In this environment, we should not be surprised if gold is booming. There is, after all, only a limited supply of gold on earth, and so its price cannot easily be affected by government policy. Some crypto currencies, however, are booming apparently for the same reason. Billionaire investors are therefore lining up to compare Bitcoin to gold.
The reason why some forms of cryptocurrency can act as a hedge against inflation of dollar is precisely the same reason gold can: there is a limited supply. This is something that is often forgotten about by many, even those in the cryptocurrency space, but we should remember that many cryptocurrencies are built with an inherent limit.
The 21 million Bitcoin limit means that at a fixed point, there should be fewer Bitcoins versus the demand for them, meaning that in terms of value, the price per unit should increase as the supply decreases. Moreover, the fact that Bitcoin allows investors to limit their exposure to government surveillance networks means that, in this time of low confidence in government, many are moving their investments away from the U.S. dollar and toward bitcoin in order to avoid inflation. In other words, the comparison with gold investments of previous crises seems pretty apt.
But here’s the thing: It’s not completely clear that Bitcoin is, in fact, a deflationary asset. While it is technically true that the supply of the currency is limited, we are nowhere near that limit, with most estimates putting the last Bitcoin to be mined in 2140. What this means, in practice, is that Bitcoin will be not have the potential to act as a completely stable hedge against inflation for at least another 120 years.

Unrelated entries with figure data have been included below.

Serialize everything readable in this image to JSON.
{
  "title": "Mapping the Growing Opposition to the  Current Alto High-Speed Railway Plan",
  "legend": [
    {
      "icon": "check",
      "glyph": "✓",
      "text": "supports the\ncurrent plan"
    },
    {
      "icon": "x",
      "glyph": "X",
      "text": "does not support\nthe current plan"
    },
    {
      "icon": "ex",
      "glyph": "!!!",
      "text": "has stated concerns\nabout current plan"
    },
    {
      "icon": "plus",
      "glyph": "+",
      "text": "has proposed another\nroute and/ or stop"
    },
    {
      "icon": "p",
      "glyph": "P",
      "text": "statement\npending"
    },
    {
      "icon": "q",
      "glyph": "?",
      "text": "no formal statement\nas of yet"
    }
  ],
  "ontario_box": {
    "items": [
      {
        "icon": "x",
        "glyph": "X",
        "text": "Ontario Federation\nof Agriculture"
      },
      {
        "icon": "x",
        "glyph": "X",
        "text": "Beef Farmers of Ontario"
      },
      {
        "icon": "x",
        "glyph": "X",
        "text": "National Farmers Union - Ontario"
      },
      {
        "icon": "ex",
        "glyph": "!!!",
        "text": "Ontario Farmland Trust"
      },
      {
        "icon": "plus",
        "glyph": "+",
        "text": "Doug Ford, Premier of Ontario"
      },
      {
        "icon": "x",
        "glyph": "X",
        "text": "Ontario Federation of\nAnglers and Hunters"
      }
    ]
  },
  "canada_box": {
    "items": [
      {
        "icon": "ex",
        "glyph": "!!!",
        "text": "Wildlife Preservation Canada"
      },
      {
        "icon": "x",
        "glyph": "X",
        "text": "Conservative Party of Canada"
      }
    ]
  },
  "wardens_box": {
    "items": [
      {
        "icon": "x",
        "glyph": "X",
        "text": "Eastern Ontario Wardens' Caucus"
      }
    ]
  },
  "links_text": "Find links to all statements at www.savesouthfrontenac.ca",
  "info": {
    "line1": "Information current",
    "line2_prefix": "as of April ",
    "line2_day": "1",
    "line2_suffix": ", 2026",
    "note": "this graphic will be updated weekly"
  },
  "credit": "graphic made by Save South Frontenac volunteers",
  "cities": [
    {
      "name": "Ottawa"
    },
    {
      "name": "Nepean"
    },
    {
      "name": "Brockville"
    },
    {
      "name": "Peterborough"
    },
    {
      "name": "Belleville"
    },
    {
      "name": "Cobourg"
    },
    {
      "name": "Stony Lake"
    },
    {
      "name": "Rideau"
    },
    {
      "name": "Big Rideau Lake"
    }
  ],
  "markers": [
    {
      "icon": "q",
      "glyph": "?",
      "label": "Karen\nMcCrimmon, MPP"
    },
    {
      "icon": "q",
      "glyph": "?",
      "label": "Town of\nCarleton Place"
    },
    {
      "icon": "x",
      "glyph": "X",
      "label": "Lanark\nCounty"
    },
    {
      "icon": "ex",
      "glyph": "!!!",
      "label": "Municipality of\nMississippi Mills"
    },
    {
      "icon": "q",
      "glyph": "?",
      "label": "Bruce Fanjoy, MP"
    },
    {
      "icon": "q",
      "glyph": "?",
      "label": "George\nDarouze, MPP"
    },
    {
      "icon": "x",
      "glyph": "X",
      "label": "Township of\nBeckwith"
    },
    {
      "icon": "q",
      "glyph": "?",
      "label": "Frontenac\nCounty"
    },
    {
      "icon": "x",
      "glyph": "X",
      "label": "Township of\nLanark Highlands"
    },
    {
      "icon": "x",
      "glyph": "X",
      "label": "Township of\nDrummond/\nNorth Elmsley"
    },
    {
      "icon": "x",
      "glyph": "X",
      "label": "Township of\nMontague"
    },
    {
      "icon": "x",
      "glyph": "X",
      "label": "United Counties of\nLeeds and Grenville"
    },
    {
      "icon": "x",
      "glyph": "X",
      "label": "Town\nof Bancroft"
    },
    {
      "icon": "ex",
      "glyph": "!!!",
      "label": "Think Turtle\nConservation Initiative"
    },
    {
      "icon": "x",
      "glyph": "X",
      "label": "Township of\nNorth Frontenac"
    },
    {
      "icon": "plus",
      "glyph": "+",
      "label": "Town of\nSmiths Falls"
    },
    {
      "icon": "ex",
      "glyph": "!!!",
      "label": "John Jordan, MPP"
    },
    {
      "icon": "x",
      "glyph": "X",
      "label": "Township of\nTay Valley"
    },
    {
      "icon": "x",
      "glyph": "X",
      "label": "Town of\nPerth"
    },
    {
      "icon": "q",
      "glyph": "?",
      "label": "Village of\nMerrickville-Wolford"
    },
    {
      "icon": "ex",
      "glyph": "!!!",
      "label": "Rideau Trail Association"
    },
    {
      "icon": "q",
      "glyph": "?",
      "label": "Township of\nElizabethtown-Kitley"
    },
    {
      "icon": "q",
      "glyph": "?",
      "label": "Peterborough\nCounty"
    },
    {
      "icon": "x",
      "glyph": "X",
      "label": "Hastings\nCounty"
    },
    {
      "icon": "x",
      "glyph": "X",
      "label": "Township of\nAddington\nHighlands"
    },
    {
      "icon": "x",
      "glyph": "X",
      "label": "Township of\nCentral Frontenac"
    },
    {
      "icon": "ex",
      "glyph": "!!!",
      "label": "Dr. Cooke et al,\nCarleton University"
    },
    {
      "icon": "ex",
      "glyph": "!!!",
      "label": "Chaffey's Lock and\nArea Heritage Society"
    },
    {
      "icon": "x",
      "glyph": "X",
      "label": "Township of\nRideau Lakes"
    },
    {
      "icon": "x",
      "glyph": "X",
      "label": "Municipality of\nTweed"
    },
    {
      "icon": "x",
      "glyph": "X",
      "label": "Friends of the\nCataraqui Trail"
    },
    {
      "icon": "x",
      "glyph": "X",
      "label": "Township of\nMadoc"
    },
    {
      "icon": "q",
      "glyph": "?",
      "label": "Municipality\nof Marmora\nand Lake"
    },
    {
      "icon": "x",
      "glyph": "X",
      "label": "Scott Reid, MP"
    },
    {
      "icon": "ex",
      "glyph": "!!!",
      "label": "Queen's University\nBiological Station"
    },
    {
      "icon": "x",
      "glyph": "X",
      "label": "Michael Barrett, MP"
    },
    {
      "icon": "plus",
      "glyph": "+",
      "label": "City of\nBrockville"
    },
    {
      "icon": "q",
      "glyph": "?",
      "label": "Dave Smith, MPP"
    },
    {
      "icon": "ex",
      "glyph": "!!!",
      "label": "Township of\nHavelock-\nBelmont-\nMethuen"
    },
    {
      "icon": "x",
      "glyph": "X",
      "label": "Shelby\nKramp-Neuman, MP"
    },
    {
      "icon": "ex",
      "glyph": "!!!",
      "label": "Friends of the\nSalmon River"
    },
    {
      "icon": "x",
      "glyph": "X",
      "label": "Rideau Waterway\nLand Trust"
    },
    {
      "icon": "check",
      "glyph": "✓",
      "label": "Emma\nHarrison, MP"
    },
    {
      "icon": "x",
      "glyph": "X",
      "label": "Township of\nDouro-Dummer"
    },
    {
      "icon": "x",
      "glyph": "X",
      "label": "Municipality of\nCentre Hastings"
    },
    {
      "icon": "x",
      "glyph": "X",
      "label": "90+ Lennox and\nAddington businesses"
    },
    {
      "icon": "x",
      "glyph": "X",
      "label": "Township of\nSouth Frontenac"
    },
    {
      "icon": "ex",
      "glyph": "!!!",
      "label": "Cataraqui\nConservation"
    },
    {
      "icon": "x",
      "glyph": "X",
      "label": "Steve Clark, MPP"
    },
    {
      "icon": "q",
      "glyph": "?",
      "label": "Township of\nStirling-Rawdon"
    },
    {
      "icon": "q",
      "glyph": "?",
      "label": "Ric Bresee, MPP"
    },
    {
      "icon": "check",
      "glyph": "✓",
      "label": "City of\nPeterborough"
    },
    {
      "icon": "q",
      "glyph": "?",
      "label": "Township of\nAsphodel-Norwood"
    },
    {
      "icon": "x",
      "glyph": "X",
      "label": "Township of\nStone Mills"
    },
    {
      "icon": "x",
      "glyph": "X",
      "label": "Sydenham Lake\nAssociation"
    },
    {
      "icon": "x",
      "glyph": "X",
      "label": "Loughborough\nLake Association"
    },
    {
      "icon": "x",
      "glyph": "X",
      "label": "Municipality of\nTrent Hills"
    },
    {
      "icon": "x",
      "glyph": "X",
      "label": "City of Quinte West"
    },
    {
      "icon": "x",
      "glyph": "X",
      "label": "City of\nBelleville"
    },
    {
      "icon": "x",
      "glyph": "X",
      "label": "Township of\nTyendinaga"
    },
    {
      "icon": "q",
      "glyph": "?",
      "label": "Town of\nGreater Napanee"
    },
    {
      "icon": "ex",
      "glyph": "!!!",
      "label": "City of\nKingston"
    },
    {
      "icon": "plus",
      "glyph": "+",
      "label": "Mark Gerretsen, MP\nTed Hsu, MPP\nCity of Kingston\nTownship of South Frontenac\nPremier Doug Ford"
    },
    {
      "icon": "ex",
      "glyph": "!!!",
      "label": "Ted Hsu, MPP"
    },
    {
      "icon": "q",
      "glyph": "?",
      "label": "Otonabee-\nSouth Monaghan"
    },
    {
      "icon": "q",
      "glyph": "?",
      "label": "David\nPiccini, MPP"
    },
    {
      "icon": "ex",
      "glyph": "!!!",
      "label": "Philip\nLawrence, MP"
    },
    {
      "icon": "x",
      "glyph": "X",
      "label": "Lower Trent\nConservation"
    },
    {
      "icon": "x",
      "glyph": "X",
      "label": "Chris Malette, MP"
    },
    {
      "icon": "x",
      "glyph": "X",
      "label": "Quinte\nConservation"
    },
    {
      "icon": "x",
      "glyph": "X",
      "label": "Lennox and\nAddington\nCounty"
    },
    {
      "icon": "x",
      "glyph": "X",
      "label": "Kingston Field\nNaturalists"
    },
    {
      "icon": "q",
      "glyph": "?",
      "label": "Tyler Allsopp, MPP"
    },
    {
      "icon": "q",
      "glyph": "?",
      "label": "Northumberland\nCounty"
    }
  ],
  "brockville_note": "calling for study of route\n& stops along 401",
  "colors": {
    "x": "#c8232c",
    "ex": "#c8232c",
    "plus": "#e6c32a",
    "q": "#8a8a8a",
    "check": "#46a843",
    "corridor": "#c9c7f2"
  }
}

This might not seem important that much, of course, but ne of the primary driving forces behind the surge of Bitcoin has been the combination of (relative) stability and (relative) variability that it can afford. In this context, it’s heartening that investors now regard crypto as a stable hedge against an inflating U.S. dollar, but to regard cryptocurrency as a replacement for gold would be to miss the point: Cryptocurrency is far more than just a hedge.